For most of my twenties I was a 2 AM person. Not by choice — I'd lie in bed at midnight staring at the ceiling, completely wired, wondering why my body refused to cooperate with a perfectly reasonable bedtime. I tried the whole catalog. Melatonin. Magnesium. That sleepy-time tea that tastes like lawn clippings. A $200 weighted blanket that mostly just made me hot.
Then last winter a friend sent me a podcast clip — some neuroscientist going on about morning light — and something clicked. Not in a dramatic way. More like, "huh, that's so obvious I can't believe I never thought of it."
So I started going outside every morning. Just standing on my balcony with coffee, squinting at whatever sky Toronto had to offer in January. Fifteen minutes, sometimes twenty on overcast days. That was it. That was the whole intervention.
Ten days later I fell asleep at 11:30 without trying. I genuinely thought it was a fluke.
It wasn't.
Here's the deal, and I'll keep the science part short because nobody reads a blog for a biology lecture. You've got this tiny patch of neurons behind your eyes — only about 20,000 of them — that function as your body's master clock. They run everything: when you get sleepy, when you feel sharp, when your temperature dips at night, when cortisol kicks in before dawn. The whole show.
The catch? This clock doesn't run on exactly 24 hours. It's more like 24 and change. Left alone it drifts forward, which is why pulling an all-nighter is relatively easy but going to bed an hour early feels impossible. Your biology literally wants to stay up later each night.
What resets the clock is light. Not screen light, not lamp light — proper, stupid-bright outdoor light. Even a cloudy day throws something like 10,000 lux at your face. Your bedroom lamp puts out maybe 300. The difference isn't subtle.
When bright light hits certain cells in your retina first thing in the morning, they fire off a signal that basically says "it's go time" and drags your whole circadian rhythm back to where it should be. Miss that signal repeatedly and the drift accumulates. Suddenly you're a night owl and you don't remember choosing to be one.
I know what you're thinking, because I thought it too. "What about blue light? What about night mode on my phone?"
Look — screens at bedtime aren't great, that's true. But the blue light thing is wildly oversold. Your phone at arm's length in a dark room delivers maybe 70 lux. The sun delivers a hundred thousand. The problem isn't that your screen is too blue. The problem is that your entire day is too dim and your evening is too bright relative to the zero light your body expects after sundown.
I still use my phone in bed sometimes. I'm not a monk. But because I've front-loaded all that outdoor light in the morning, my clock is anchored firmly enough that a half hour of Instagram before bed doesn't wreck everything. The morning light sets the anchor. The evening stuff matters less when the anchor is strong.

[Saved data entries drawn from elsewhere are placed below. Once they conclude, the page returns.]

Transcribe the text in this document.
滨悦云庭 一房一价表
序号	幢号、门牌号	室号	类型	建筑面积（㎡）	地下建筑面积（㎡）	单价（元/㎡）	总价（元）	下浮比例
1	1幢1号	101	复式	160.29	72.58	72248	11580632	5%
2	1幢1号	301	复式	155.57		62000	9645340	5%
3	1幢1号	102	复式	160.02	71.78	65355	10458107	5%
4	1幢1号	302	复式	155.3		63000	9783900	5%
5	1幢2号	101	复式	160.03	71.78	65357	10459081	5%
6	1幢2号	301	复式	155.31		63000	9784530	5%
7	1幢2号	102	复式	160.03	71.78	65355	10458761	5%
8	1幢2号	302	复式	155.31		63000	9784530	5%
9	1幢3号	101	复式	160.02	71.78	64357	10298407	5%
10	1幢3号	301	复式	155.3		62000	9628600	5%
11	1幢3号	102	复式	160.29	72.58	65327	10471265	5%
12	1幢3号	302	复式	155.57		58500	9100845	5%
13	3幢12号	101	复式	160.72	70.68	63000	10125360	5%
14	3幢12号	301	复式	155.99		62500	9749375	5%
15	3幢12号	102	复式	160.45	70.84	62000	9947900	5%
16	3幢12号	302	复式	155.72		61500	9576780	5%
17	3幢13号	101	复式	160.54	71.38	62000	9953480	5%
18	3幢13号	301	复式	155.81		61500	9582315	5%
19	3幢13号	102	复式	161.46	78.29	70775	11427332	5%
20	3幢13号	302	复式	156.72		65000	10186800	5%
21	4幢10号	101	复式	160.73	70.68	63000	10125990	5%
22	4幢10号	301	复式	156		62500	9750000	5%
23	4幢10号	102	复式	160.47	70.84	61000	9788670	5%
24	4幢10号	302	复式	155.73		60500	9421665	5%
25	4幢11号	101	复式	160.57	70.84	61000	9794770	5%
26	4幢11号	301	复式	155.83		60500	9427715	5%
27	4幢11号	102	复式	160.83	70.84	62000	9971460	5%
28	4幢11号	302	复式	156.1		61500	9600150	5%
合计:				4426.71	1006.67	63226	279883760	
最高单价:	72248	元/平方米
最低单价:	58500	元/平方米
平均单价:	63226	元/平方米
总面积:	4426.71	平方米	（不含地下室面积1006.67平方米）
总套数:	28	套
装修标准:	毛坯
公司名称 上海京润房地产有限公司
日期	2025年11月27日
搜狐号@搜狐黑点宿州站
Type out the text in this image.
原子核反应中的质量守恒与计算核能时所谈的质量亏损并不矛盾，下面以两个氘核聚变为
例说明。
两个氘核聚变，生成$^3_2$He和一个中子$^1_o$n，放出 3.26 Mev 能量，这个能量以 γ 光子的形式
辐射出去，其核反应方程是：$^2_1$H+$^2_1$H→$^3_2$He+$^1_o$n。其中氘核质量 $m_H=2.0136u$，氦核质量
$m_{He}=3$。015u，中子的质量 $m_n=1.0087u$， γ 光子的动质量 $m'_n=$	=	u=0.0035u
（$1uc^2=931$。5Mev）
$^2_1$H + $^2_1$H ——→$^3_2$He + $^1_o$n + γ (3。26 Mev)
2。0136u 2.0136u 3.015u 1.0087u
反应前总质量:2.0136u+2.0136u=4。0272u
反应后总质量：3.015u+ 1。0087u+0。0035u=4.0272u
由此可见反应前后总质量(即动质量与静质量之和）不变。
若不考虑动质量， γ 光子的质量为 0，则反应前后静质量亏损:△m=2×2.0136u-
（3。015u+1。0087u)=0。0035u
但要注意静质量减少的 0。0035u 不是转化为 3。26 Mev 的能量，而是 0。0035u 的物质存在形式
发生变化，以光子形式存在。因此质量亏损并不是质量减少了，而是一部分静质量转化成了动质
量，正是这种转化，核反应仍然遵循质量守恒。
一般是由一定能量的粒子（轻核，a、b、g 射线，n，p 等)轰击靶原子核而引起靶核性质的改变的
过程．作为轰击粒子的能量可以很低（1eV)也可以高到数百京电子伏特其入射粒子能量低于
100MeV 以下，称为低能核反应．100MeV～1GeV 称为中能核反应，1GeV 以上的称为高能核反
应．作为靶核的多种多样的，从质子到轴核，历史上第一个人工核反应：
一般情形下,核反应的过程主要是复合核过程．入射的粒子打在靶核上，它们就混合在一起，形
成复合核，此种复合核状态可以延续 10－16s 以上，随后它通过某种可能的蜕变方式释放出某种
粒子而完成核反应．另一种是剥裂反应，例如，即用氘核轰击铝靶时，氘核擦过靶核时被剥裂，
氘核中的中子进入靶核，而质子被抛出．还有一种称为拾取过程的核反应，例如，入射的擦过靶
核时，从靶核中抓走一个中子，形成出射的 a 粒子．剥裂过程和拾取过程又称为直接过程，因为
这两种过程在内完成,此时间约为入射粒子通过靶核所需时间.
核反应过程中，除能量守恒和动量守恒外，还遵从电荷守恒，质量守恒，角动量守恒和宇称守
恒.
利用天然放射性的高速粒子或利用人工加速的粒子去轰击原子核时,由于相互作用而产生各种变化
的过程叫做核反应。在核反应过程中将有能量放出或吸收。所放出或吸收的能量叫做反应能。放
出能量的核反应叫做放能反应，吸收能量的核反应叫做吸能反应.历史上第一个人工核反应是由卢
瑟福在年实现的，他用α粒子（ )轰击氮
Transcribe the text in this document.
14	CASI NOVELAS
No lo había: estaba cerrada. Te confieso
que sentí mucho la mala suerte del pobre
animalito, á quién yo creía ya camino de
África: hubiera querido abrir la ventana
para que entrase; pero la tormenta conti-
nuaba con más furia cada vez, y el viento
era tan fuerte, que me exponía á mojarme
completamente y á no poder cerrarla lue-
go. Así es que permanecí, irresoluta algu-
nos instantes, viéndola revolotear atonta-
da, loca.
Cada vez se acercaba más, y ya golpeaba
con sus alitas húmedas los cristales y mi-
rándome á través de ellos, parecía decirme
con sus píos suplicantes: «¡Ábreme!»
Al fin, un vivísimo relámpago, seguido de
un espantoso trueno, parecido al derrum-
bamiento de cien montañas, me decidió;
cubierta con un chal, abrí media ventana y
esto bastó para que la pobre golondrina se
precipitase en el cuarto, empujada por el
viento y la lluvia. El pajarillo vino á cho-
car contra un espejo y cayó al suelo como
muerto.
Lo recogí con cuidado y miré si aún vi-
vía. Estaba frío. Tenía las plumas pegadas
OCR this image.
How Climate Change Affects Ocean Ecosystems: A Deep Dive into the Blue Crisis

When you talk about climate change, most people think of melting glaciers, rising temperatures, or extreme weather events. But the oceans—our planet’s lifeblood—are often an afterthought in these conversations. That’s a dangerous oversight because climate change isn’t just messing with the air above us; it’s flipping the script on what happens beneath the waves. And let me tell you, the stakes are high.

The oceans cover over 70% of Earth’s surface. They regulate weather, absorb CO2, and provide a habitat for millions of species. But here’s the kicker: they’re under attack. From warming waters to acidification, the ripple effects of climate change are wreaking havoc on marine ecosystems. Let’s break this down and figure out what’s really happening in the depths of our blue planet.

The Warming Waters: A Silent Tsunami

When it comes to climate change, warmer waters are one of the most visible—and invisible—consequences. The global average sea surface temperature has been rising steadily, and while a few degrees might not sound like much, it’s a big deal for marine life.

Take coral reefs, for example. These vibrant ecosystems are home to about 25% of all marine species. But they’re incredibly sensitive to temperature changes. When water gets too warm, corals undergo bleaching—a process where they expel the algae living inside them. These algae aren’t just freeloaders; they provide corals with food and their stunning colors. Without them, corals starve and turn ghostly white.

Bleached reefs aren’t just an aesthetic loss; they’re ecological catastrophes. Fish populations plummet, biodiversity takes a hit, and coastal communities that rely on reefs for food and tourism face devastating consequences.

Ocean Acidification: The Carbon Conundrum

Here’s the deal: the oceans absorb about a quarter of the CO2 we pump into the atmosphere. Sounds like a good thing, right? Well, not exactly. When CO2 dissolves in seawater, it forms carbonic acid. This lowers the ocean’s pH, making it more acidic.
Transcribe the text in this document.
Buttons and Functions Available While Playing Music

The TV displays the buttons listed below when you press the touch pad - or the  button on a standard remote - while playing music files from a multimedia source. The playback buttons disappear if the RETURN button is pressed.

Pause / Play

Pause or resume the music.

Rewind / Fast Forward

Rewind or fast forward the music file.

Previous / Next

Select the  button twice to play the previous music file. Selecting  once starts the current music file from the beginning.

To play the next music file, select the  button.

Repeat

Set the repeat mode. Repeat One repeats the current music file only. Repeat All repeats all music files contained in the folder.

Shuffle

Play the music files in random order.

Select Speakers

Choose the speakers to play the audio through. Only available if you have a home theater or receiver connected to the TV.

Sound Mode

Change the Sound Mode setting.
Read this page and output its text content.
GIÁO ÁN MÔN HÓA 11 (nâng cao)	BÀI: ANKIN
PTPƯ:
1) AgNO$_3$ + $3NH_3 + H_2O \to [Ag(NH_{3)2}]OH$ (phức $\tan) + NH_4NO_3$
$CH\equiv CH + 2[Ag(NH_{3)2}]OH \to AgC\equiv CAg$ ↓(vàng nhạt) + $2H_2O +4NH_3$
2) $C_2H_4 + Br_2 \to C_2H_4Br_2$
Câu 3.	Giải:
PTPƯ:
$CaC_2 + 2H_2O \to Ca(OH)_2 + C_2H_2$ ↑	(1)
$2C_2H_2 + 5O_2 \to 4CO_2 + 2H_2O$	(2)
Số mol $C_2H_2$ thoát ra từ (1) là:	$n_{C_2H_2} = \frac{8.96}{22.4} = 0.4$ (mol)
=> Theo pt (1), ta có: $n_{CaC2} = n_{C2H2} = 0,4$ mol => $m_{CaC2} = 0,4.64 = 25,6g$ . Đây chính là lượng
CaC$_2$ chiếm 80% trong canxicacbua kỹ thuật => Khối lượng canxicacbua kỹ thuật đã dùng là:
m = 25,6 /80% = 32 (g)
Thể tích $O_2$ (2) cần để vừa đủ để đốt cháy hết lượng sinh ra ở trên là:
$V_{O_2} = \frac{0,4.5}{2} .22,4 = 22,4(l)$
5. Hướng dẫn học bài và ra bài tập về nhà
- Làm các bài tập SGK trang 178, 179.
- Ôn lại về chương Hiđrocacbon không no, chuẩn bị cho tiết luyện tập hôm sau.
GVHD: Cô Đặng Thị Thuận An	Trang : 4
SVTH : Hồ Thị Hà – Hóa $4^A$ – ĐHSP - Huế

The practical bit, if you want to try this:
Get outside within about an hour of waking up. Actual outside — a window filters out too much of the good stuff. You don't need to stare at the sun or do anything weird, just be out there with your eyes open. Ten to fifteen minutes on a bright day, more like twenty-five if it's gray. Do it every day, even weekends, because consistency is what your clock cares about.
I paired it with my coffee routine so it wasn't an extra thing. Kettle on, step outside, stand there for a bit, come back in, pour coffee. On really cold mornings I'd at least open the balcony door and stand in the doorway like a weirdo. Still worked.
First week: not much. Second week: started feeling genuinely tired by 11 PM, which hadn't happened in years. Third week: fell asleep reliably around 11-11:30 and woke up before my alarm twice. I called my friend and told her I felt like I'd been scammed by the supplement industry for a decade.
In the evening I made some low-effort adjustments too. Dimmed the apartment lights after about 8 PM. Switched the bedroom lamp to one of those warm amber bulbs. Nothing dramatic. Just enough to let the melatonin come up on its own schedule instead of blasting it back down with overhead LEDs.
Here's the thing that surprised me most: waking up got easier not because the alarm changed, but because my body was actually done sleeping by the time it went off. When your clock is properly set, you don't get ripped out of deep sleep at 7 AM — you've already started surfacing naturally.
That said, there are still mornings where inertia wins and I need a push. Having an alarm that forces me to get up, walk to the window, and point a camera at the sky — that's not just a trick. It literally is the morning light protocol, just with accountability built in. The first time I used Captain Wake I laughed at myself for not connecting the dots sooner. The mission isn't arbitrary. It's the exact thing the science says to do anyway.
Fifteen minutes outside. That's it. I can't promise it'll work as fast for everyone, but I can tell you that for the cost of zero dollars and a bit of cold air on your face, it's worth a shot before you buy another supplement.